Department of Rehabilitation, Sapporo Maruyama Orthopedic Hospital, Sapporo, Hokkaido, Japan.
Department of Orthopedic, Sapporo Maruyama Orthopedic Hospital, Sapporo, Hokkaido, Japan.
PLoS One. 2020 Jan 21;15(1):e0227999. doi: 10.1371/journal.pone.0227999. eCollection 2020.
Minimizing the number of patient-reported outcome measures (PROMs) can reduce patient burden. The primary aim of the present study was to investigate whether physical therapists (PTs) can estimate psychological PROM scores in patients with low back pain (LBP) through physical therapy evaluation. The secondary aims were; 1) to investigate whether the clinical experiences of PTs influence correlations between PT estimates and psychological PROM scores, and 2) to investigate the sensitivity and specificity of PT estimates for the psychological features detected by the PROMs. We recruited hospitalized patients owing to LBP, who underwent evaluation by PTs on the initial day of hospitalization. Patients completed PROMs, including the Pain Catastrophizing Scale (PCS), Tampa Scale for Kinesiophobia, and Hospital Anxiety and Depression Scale immediately before the initial physical therapy session.

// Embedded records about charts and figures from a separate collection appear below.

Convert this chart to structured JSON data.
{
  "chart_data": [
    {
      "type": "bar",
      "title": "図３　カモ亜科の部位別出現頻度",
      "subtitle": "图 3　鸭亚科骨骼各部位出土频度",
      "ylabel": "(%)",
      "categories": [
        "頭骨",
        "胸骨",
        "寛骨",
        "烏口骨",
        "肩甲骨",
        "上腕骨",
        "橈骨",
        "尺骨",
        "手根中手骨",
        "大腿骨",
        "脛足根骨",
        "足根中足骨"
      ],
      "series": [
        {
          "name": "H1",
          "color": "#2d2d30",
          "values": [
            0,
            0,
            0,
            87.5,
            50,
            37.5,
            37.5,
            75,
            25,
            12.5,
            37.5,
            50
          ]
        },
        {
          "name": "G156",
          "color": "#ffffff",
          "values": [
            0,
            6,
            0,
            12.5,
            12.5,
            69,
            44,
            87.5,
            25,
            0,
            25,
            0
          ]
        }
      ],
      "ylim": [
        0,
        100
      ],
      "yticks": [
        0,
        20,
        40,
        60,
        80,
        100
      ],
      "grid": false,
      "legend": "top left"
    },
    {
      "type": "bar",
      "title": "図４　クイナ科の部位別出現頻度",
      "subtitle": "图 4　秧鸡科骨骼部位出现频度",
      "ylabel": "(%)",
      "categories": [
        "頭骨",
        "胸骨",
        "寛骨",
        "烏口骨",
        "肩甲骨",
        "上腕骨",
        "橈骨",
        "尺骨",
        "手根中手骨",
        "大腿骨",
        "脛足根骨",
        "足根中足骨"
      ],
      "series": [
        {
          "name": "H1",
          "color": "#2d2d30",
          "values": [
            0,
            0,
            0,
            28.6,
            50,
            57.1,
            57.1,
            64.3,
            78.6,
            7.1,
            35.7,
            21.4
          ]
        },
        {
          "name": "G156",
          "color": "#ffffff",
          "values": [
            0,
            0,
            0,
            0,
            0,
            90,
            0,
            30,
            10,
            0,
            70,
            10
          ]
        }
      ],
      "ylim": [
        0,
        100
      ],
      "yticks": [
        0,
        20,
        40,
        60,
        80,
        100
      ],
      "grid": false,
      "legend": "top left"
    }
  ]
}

PTs rated the magnitude of patient kinesiophobia, pain catastrophizing, anxiety, and depression using an 11-point numerical rating scale (NRS; 0 = not detected at all, 10 = very highly detected) through physical therapy evaluation immediately after the initial session. The PTs were blinded to the PROM results. We categorized PTs into two subgroups (PTs with ≥4 years and those with <4 years of clinical experience). Data from 78 patients (mean [SD] age = 60.5 [16.3] years) and 21 PTs were analyzed. A statistically significant but weak correlation (P = .04, Spearman's ρ = .24) was detected only in the total PCS scores and PT NRS scores in a dataset of all patients and PTs. Further, there were no statistically significant differences in correlations (all P >.05) between the two subgroups of PTs in all measures. Low sensitivity and high specificity of PT estimates for psychological features through physical therapy evaluation were identified in all PROMs when PT NRS scores were categorized into the binary score by 5 (negative: <5; positive: ≥5).
减少患者报告结局测量(PROMs)的数量可以减轻患者的负担。本研究的主要目的是调查物理治疗师(PTs)是否可以通过物理治疗评估来估计患有下腰痛(LBP)的患者的心理 PROM 评分。次要目的是:1)调查 PTs 的临床经验是否会影响 PT 估计值与心理 PROM 评分之间的相关性,2)调查 PT 估计值对 PROMs 检测到的心理特征的敏感性和特异性。我们招募了因 LBP 住院的患者,他们在住院的第一天接受了 PTs 的评估。患者在初始物理治疗前立即完成了 PROMs,包括疼痛灾难化量表(PCS)、坦帕运动恐惧量表(Tampa Scale for Kinesiophobia)和医院焦虑抑郁量表(Hospital Anxiety and Depression Scale)。PTs 通过初始治疗后的物理治疗评估,使用 11 点数字评定量表(NRS;0=根本未检测到,10=高度检测到)对患者运动恐惧、疼痛灾难化、焦虑和抑郁的程度进行评分。PTs 对 PROM 结果一无所知。我们将 PTs 分为两组(临床经验≥4 年和<4 年)。共分析了 78 名患者(平均[标准差]年龄=60.5[16.3]岁)和 21 名 PTs 的数据。仅在所有患者和 PTs 的数据集总 PCS 评分和 PT NRS 评分中检测到具有统计学意义但较弱的相关性(P=.04,Spearman ρ=.24)。进一步,在所有措施中,两组 PTs 之间的相关性均无统计学差异(所有 P>.05)。当将 PT NRS 评分分为 5 分时(阴性:<5;阳性:≥5),通过物理治疗评估的 PT 估计值对所有 PROMs 中的心理特征的敏感性低而特异性高。